Quel «dunque» fu proferito con una tale energia, l'aspetto di Renzo divenne così minaccioso, che don Abbondio non potè più nemmen supporre la possibilità di disubbidire.

«Mi promettete, mi giurate,» disse «di non parlarne con nessuno, di non dir mai...?»

«Le prometto che fo uno sproposito, se lei non mi dice subito subito il nome di colui.»

A quel nuovo scongiuro, don Abbondio, col volto, e con lo sguardo di chi ha in bocca le tenaglie del cavadenti, proferì: «don....»

«Don?» ripetè Renzo, come per aiutare il paziente a buttar fuori il resto; e stava curvo, con l'orecchio chino sulla bocca di lui, con le braccia tese, e i pugni stretti all'indietro.

«Don Rodrigo!» pronunziò in fretta il forzato, precipitando quelle poche sillabe, e strisciando le consonanti, parte per il turbamento, parte perchè, rivolgendo pure quella poca attenzione che gli rimaneva libera, a fare una transazione tra le due paure, pareva che volesse sottrarre e fare scomparir la parola, nel punto stesso ch'era costretto a metterla fuori.

«Ah cane!» urlò Renzo. «E come ha fatto? Cosa le ha detto per...?»

«Come eh? come?» rispose, con voce quasi sdegnosa, don Abbondio, il quale, dopo un così gran sagrifizio, si sentiva in certo modo divenuto creditore. «Come eh? Vorrei che la fosse toccata a voi, come è toccata a me, che non c'entro per nulla; che certamente non vi sarebber rimasti tanti grilli in capo.» E qui si fece a dipinger con colori terribili il brutto incontro; e, nel discorrere, accorgendosi sempre più d'una gran collera che aveva in corpo, e che fin allora era stata nascosta e involta nella paura, e vedendo nello stesso tempo che Renzo, tra la rabbia e la confusione, stava immobile, col capo basso, continuò allegramente: «avete fatta una bella azione!
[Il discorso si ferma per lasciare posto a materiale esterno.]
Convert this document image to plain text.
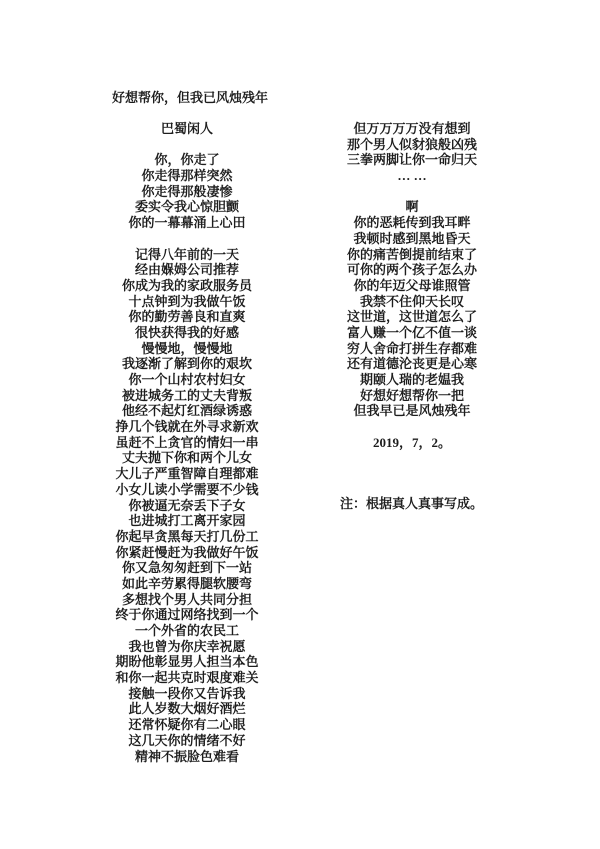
好想帮你，但我已风烛残年
巴蜀闲人
你，你走了
你走得那样突然
你走得那般凄惨
委实令我心惊胆颤
你的一幕幕涌上心田

记得八年前的一天
经由媬姆公司推荐
你成为我的家政服务员
十点钟到为我做午饭
你的勤劳善良和直爽
很快获得我的好感
慢慢地，慢慢地
我逐渐了解到你的艰坎
你一个山村农村妇女
被进城务工的丈夫背叛
他经不起灯红酒绿诱惑
挣几个钱就在外寻求新欢
虽赶不上贪官的情妇一串
丈夫抛下你和两个儿女
大儿子严重智障自理都难
小女儿读小学需要不少钱
你被逼无奈丢下子女
也进城打工离开家园
你起早贪黑每天打几份工
你紧赶慢赶为我做好午饭
你又急匆匆赶到下一站
如此辛劳累得腿软腰弯
多想找个男人共同分担
终于你通过网络找到一个
一个外省的农民工
我也曾为你庆幸祝愿
期盼他彰显男人担当本色
和你一起共克时艰度难关
接触一段你又告诉我
此人岁数大烟好酒烂
还常怀疑你有二心眼
这几天你的情绪不好
精神不振脸色难看
但万万万万没有想到
那个男人似豺狼般凶残
三拳两脚让你一命归天
… …

啊
你的恶耗传到我耳畔
我顿时感到黑地昏天
你的痛苦倒提前结束了
可你的两个孩子怎么办
你的年迈父母谁照管
我禁不住仰天长叹
这世道，这世道怎么了
富人赚一个亿不值一谈
穷人舍命打拼生存都难
还有道德沦丧更是心寒
期颐人瑞的老媪我
好想好想帮你一把
但我早已是风烛残年
2019，7，2。
注：根据真人真事写成。
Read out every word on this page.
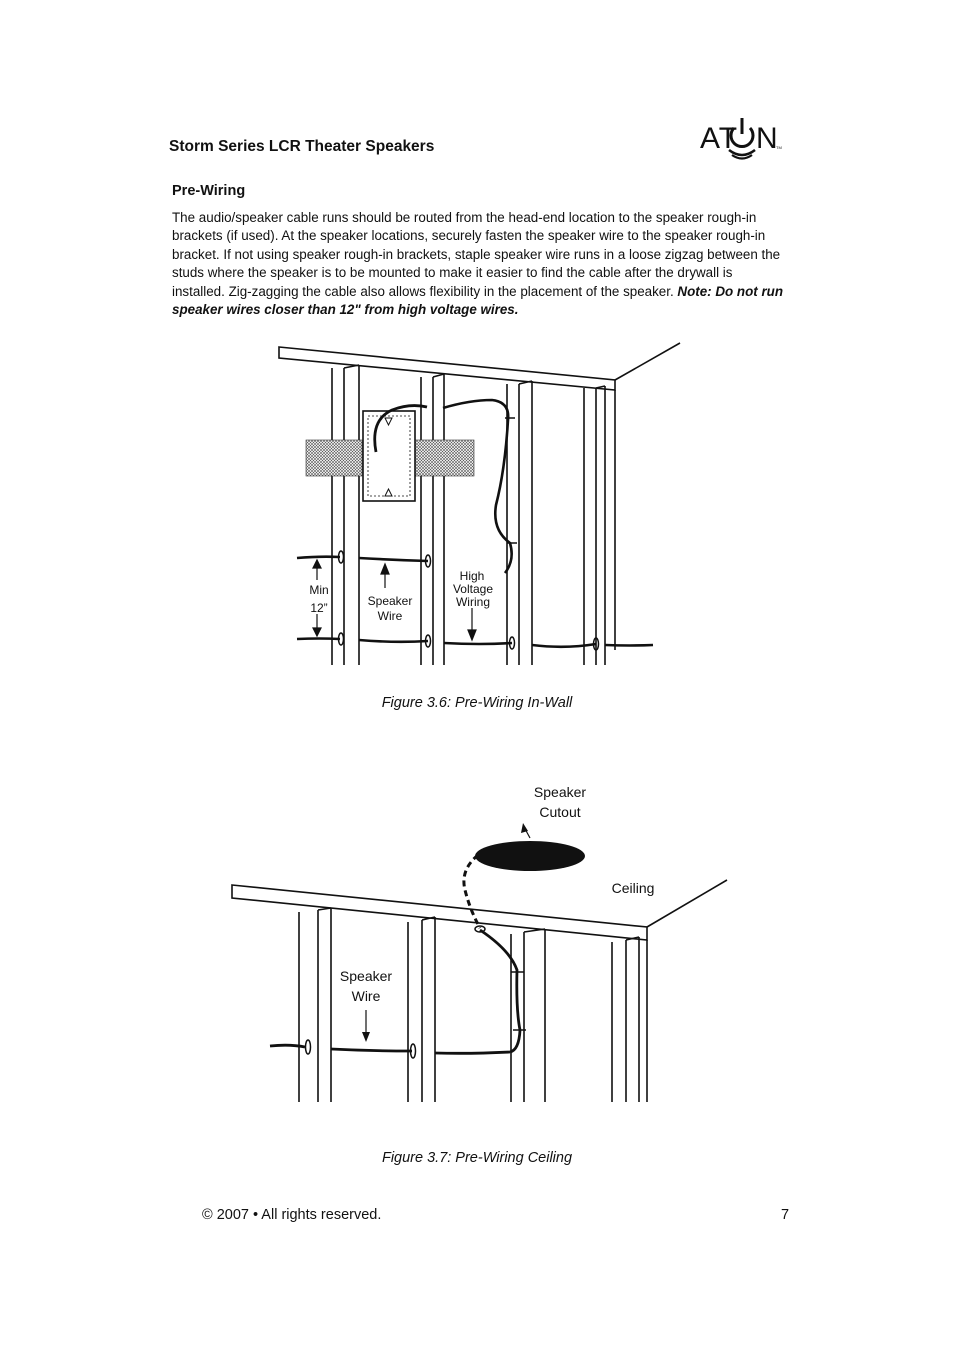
Storm Series LCR Theater Speakers	AT N
TM
Pre-Wiring
The audio/speaker cable runs should be routed from the head-end location to the speaker rough-in brackets (if used). At the speaker locations, securely fasten the speaker wire to the speaker rough-in bracket. If not using speaker rough-in brackets, staple speaker wire runs in a loose zigzag between the studs where the speaker is to be mounted to make it easier to find the cable after the drywall is installed. Zig-zagging the cable also allows flexibility in the placement of the speaker. Note: Do not run speaker wires closer than 12" from high voltage wires.
Min
12”	Speaker
Wire
High
Voltage
Wiring
Figure 3.6: Pre-Wiring In-Wall
Speaker
Cutout
Ceiling
Speaker
Wire
Figure 3.7: Pre-Wiring Ceiling
© 2007 • All rights reserved.	7
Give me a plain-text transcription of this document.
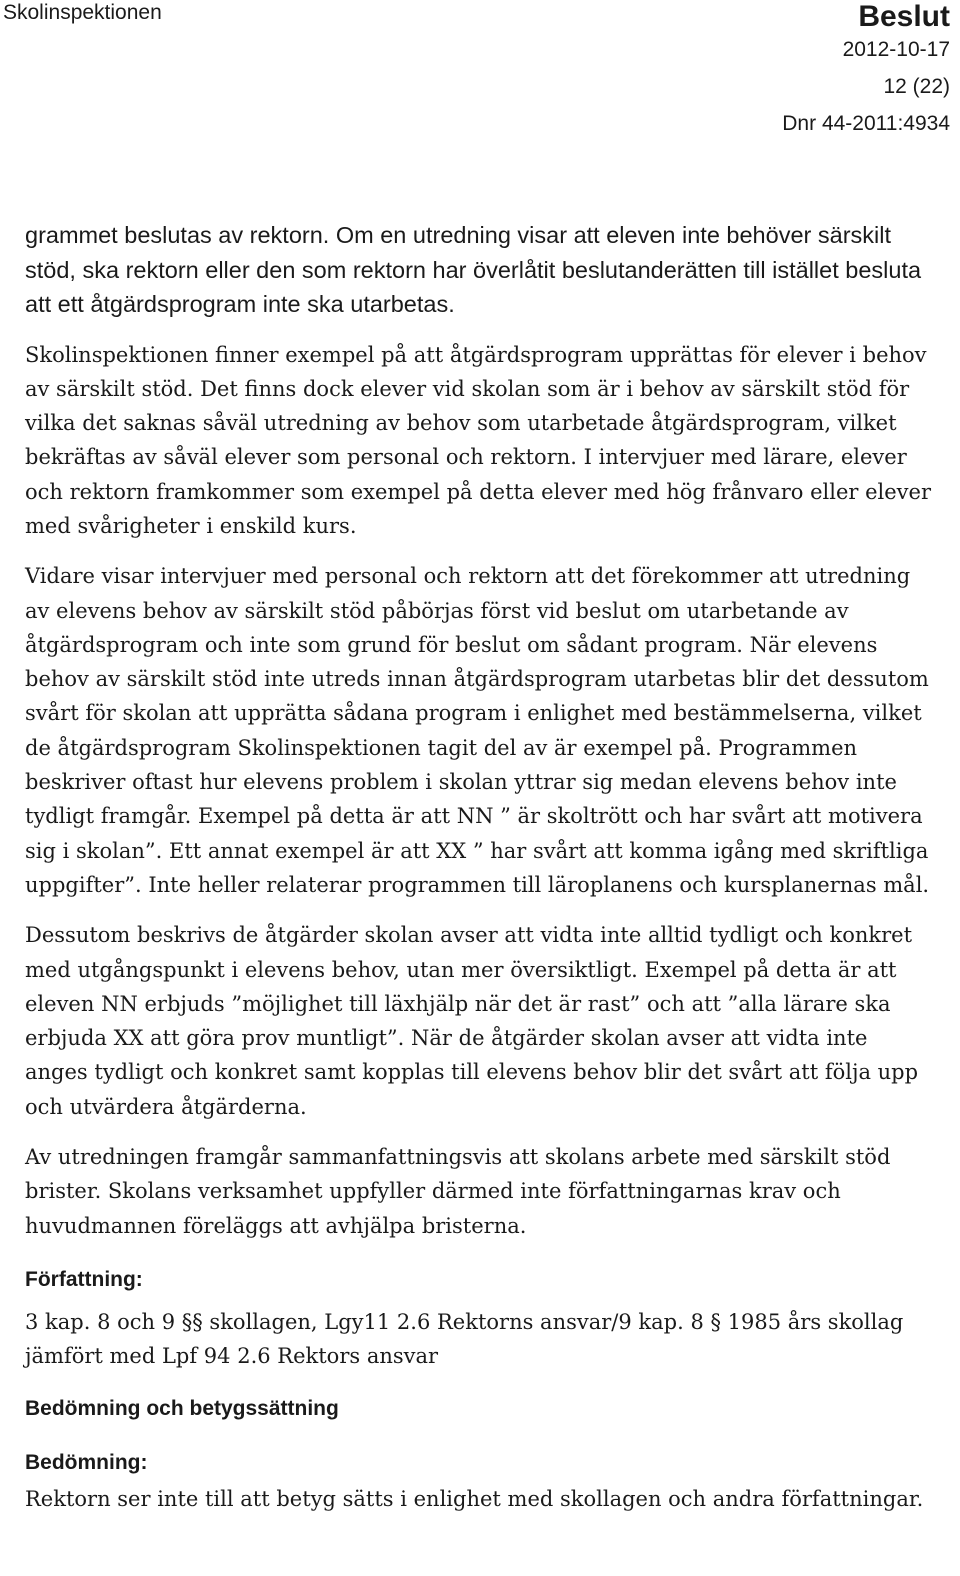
Skolinspektionen	Beslut
2012-10-17
12 (22)
Dnr 44-2011:4934

grammet beslutas av rektorn. Om en utredning visar att eleven inte behöver särskilt stöd, ska rektorn eller den som rektorn har överlåtit beslutanderätten till istället besluta att ett åtgärdsprogram inte ska utarbetas.

Skolinspektionen finner exempel på att åtgärdsprogram upprättas för elever i behov av särskilt stöd. Det finns dock elever vid skolan som är i behov av särskilt stöd för vilka det saknas såväl utredning av behov som utarbetade åtgärdsprogram, vilket bekräftas av såväl elever som personal och rektorn. I intervjuer med lärare, elever och rektorn framkommer som exempel på detta elever med hög frånvaro eller elever med svårigheter i enskild kurs.

Vidare visar intervjuer med personal och rektorn att det förekommer att utredning av elevens behov av särskilt stöd påbörjas först vid beslut om utarbetande av åtgärdsprogram och inte som grund för beslut om sådant program. När elevens behov av särskilt stöd inte utreds innan åtgärdsprogram utarbetas blir det dessutom svårt för skolan att upprätta sådana program i enlighet med bestämmelserna, vilket de åtgärdsprogram Skolinspektionen tagit del av är exempel på. Programmen beskriver oftast hur elevens problem i skolan yttrar sig medan elevens behov inte tydligt framgår. Exempel på detta är att NN ” är skoltrött och har svårt att motivera sig i skolan”. Ett annat exempel är att XX ” har svårt att komma igång med skriftliga uppgifter”. Inte heller relaterar programmen till läroplanens och kursplanernas mål.

Dessutom beskrivs de åtgärder skolan avser att vidta inte alltid tydligt och konkret med utgångspunkt i elevens behov, utan mer översiktligt. Exempel på detta är att eleven NN erbjuds ”möjlighet till läxhjälp när det är rast” och att ”alla lärare ska erbjuda XX att göra prov muntligt”. När de åtgärder skolan avser att vidta inte anges tydligt och konkret samt kopplas till elevens behov blir det svårt att följa upp och utvärdera åtgärderna.

Av utredningen framgår sammanfattningsvis att skolans arbete med särskilt stöd brister. Skolans verksamhet uppfyller därmed inte författningarnas krav och huvudmannen föreläggs att avhjälpa bristerna.

Författning:

3 kap. 8 och 9 §§ skollagen, Lgy11 2.6 Rektorns ansvar/9 kap. 8 § 1985 års skollag jämfört med Lpf 94 2.6 Rektors ansvar

Bedömning och betygssättning

Bedömning:

Rektorn ser inte till att betyg sätts i enlighet med skollagen och andra författningar.
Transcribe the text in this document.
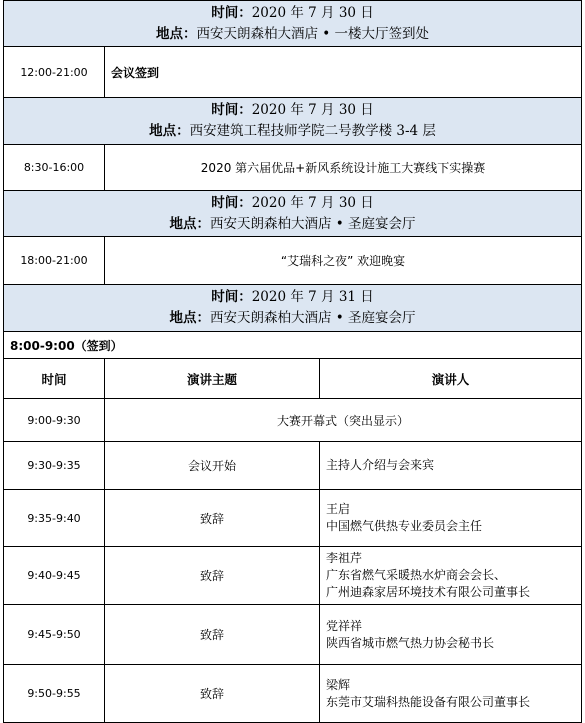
时间：2020 年 7 月 30 日
地点：西安天朗森柏大酒店 • 一楼大厅签到处		

12:00-21:00	会议签到	

时间：2020 年 7 月 30 日
地点：西安建筑工程技师学院二号教学楼 3-4 层		

8:30-16:00	2020 第六届优品+新风系统设计施工大赛线下实操赛	

时间：2020 年 7 月 30 日
地点：西安天朗森柏大酒店 • 圣庭宴会厅		

18:00-21:00	“艾瑞科之夜” 欢迎晚宴	

时间：2020 年 7 月 31 日
地点：西安天朗森柏大酒店 • 圣庭宴会厅		

8:00-9:00（签到）		
时间	演讲主题	演讲人
9:00-9:30	大赛开幕式（突出显示）	
9:30-9:35	会议开始	主持人介绍与会来宾

9:35-9:40	致辞	王启
中国燃气供热专业委员会主任

9:40-9:45	致辞	李祖芹
广东省燃气采暖热水炉商会会长、
广州迪森家居环境技术有限公司董事长

9:45-9:50	致辞	党祥祥
陕西省城市燃气热力协会秘书长

9:50-9:55	致辞	梁辉
东莞市艾瑞科热能设备有限公司董事长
M'avete reso un bel servizio! Un tiro di questa sorte a un galantuomo, al vostro curato! in casa sua! in luogo sacro! Avete fatta una bella prodezza! Per cavarmi di bocca il mio malanno, il vostro malanno! ciò ch'io vi nascondevo per prudenza, per vostro bene! E ora che lo sapete? Vorrei vedere che mi faceste...! Per amor del ciclo! Non si scherza. Non si tratta di torto o di ragione; si tratta di forza. E quando, questa mattina, vi davo un buon parere.... eh! subito nelle furie. Io avevo giudizio per me e per voi; ma come si fa? Aprite almeno; datemi la mia chiave.»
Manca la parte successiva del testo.